Why was Mohandas Gandhi called “Mahatma”?

Mohandas Gandhi was called “Mahatma” (meaning “great-souled”) by the common people, who viewed him as India’s national and spiritual leader. He is considered the father of his country. He was born in India on October 2, 1869. As a young man, Gandhi studied law in Britain. Practicing briefly in India, he then traveled to British-controlled South Africa on business. Observing oppressive treatment of Indian immigrants there, he held his first campaign of passive resistance. Gandhi would later become very well known for this method of protest, called satyagraha (meaning “firmness in truth”).

Back in India as of 1915, Gandhi organized a movement of the people against the British government there: Britain had taken control of India during the 1700s and remained in power. After World War I (1914–18), Indian nationalists fought what would be a long and sometimes bitter struggle for political independence. While Gandhi’s protests took the form of nonviolent campaigns of civil disobedience, such as boycotts and fasts (hunger strikes), he was more than once arrested by the authorities for causing disorder, as his actions inspired more extreme measures on the part of his followers, whose protests took the form of rioting.

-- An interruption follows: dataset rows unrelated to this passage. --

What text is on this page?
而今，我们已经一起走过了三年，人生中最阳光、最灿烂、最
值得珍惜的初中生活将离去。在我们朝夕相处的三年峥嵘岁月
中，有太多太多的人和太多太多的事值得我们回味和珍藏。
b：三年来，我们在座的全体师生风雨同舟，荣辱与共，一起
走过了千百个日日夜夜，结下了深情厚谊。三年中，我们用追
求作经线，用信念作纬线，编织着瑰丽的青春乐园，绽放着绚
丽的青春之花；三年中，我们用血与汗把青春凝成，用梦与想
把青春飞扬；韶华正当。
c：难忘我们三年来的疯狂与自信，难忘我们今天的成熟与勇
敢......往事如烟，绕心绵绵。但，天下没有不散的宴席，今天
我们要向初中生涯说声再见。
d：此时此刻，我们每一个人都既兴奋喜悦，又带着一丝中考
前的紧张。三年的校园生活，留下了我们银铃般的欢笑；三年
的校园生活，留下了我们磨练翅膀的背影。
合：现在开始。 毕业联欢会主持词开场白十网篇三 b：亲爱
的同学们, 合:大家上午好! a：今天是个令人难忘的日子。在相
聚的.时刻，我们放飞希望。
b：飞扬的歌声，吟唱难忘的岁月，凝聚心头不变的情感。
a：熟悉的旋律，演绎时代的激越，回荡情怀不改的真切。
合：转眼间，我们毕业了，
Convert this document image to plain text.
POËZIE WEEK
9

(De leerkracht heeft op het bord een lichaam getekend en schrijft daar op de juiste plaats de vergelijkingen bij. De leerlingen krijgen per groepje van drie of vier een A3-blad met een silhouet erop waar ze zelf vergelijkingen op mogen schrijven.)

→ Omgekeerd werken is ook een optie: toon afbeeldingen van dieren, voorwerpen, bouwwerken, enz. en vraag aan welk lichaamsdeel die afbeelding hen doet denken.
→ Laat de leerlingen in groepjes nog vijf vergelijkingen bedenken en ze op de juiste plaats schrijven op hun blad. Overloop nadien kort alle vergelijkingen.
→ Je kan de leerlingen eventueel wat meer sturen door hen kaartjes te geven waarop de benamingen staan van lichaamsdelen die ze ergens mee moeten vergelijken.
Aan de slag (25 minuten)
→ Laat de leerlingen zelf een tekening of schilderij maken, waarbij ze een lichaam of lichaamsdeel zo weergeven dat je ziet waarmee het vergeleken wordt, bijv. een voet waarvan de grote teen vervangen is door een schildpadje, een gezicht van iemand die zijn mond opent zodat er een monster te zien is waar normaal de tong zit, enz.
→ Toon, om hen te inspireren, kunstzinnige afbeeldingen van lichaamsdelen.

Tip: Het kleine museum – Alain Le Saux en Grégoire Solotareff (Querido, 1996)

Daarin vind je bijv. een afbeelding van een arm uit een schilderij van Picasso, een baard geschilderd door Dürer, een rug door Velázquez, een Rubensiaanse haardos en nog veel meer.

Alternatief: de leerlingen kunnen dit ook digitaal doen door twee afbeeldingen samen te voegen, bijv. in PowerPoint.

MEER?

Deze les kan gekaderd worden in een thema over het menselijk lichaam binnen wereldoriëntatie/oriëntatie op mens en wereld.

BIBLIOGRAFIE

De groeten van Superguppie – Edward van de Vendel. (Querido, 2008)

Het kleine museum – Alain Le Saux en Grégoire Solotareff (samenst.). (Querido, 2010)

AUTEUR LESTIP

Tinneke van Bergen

As a member and, later, the president of India’s chief political party, the Indian National Congress, Gandhi led a fight to rid the country of its rigid caste system, which organizes Indian society into distinct classes and groups. In Gandhi’s time, not only were there four varna, or social classes, but there was a fifth group of “untouchables” who ranked even below the lowest class of peasants and laborers. Improving the lot of the untouchables was of tantamount importance to the leader, who by this time had abandoned Western ways in favor of a life of simplicity.

Beginning in 1937 Gandhi became less active in government, giving up his official roles, but he continued to be regarded as a leader of the independence movement. During World War II (1939–45), he was arrested for demanding British withdrawal from the conflict. Released from prison in 1944, Gandhi was central to the postwar negotiations that in 1947 resulted in an independent India. A believer in the unity of humankind under one God, he remained tolerant to Christian and Muslim beliefs. Amidst an outbreak of violence between Hindus and Muslims, Gandhi was on a prayer vigil in New Delhi when a Hindu fanatic fatally shot him in 1948.